Rex shrugs again, trying not to be dismissive. Bones is rarely this sentimental. “I suppose that explains all the mystery bruises. And for some reason you’re certain I can be gentle with you.” Trepidation crosses his face; concern that a badly timed seizure will knock him out of his rational mind.
“Yeah because all prior evidence points to that being your top priority, especially when you aren’t recognisably you. Rex, babe… I’ve seen you resort to violent self-harm rather than risk any of us the way Puck did. I don’t ever want to see it again. You broke off your own horns to terminate that Lucifer complex, it… I don’t want to see that again.”
“... I don’t even know what shape they’re trying to be,” Rex whispers, and lowers his eyes, ashamed. “I refuse to be him again. He was nothing but a fistful of bad copes.

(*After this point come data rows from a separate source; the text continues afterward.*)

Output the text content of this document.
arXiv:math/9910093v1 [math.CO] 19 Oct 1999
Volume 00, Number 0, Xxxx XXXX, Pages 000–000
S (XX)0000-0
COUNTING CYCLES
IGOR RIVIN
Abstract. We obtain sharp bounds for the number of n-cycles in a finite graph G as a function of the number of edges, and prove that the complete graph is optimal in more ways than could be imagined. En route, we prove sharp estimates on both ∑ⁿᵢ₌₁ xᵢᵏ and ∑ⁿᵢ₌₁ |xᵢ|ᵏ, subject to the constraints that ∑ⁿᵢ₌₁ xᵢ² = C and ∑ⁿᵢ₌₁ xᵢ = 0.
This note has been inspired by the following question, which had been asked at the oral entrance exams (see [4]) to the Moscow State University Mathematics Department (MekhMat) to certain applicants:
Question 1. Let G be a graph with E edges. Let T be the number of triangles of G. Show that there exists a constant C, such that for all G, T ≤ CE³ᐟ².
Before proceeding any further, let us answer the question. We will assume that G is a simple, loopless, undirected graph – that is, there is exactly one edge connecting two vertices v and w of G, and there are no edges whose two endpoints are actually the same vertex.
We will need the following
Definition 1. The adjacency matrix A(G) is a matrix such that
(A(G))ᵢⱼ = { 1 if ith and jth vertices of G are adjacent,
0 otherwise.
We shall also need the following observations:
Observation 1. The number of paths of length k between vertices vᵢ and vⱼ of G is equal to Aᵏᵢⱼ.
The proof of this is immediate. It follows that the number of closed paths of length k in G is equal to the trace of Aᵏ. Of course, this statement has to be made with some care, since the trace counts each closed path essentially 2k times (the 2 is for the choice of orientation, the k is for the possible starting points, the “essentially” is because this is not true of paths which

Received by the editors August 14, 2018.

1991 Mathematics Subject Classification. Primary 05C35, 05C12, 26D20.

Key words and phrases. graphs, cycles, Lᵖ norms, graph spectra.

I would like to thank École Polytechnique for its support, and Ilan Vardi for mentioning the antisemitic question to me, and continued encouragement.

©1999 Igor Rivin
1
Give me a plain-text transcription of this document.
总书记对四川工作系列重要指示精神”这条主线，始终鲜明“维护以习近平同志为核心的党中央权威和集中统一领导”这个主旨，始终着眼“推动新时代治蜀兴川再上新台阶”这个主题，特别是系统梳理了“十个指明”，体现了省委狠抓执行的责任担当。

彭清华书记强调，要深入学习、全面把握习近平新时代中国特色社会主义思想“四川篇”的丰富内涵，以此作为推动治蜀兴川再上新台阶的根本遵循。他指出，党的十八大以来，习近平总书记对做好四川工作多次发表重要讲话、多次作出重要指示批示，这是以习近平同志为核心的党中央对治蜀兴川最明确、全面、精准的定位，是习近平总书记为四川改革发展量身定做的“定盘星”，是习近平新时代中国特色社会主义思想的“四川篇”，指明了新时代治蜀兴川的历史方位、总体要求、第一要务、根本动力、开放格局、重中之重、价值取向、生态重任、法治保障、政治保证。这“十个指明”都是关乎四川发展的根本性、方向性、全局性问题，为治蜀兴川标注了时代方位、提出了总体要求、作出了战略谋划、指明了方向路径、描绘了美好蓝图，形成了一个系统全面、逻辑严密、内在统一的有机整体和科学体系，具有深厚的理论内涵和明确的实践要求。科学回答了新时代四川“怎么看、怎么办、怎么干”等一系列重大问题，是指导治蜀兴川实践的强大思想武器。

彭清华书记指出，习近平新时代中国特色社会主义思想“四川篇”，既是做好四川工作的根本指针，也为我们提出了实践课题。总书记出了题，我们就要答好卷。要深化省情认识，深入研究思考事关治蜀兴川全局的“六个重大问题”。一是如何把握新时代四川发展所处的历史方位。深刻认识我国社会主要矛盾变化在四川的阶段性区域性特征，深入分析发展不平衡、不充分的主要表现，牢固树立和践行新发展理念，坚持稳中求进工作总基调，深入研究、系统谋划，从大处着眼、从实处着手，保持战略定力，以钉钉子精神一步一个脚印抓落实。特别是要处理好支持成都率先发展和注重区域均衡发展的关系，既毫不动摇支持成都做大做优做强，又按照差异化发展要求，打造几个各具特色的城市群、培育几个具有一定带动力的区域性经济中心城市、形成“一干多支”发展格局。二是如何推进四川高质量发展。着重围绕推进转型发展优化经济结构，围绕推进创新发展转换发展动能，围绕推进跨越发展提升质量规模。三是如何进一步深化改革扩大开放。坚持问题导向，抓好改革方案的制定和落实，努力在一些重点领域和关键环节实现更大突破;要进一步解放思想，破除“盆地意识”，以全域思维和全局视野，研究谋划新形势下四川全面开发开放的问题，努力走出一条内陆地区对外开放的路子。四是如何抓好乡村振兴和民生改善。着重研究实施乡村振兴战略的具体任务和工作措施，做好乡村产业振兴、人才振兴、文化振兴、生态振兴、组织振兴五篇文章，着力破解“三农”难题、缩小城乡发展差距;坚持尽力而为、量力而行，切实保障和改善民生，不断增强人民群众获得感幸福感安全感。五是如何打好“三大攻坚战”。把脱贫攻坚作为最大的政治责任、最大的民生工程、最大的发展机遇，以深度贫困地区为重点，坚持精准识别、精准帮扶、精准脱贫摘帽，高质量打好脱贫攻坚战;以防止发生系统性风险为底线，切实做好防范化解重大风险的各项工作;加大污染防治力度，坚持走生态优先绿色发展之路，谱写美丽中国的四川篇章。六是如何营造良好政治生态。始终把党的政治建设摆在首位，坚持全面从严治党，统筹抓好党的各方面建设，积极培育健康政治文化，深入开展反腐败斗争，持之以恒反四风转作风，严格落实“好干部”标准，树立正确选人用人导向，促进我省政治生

He let go.”
Bones pulls Rex into a full embrace; nuzzles his fringe; breathes in the combined fragrances of his hair, and the happy little blossom now being joined by various friends: pea flower, blue dendrobium orchid, nightshade.
“He was cooked, honey. There was nothing left of him to hold on with. I’m just… I’m just real fuckin’ glad you caught the rock.” They lift his face, rubbing their thumbs across both freckled cheeks. The red light in their pupils reflects back up as Rex concedes intimate eye contact. “Just let yourself change shape if it happens. Horns, wings, extra heads, whatever – you’ve never had a problem with my bonus gobs.” A cheeky set of teeth punctuates that point from somewhere near Bones’s groin; Rex hoots an involuntary giggle.
“Not when they’re so clever!” He laughs, squirming as Bones plays his arousal like a familiar game. Under their thumbs, his cheeks warm up to a pleasant rosy pink, and his pupils dilate just enough to take the edge off his perpetually alarmed, cold blue eyes.
Another smile pulls at Bones’s lips. “There you are,” they murmur. A tea rose the same pastel pink has joined the bouquet, blooming coquettishly under Rex’s curls. He feels a sympathetic thrum in his Labradorite heartstone, coming from the Fire Opal under Bones’s chitin - of jealous possession – tempered with protective affection. “My flowers,” Bones whispers, and their expression shows something new in response to the latent blossom: like the sting of absence finally soothed by the target of its longing. They hold Rex’s gaze for a powerfully long time, many seconds, drinking in the way he openly adores the green in their eyes.
“My Lucky Jasmine,” he responds with a subtle, knowing cock of his eyebrow, and any semblance of control is immediately lost.
Bones stammers out some clumsy fricatives, futzes “shut the fuck up,” and pulls Rex into a passionate kiss.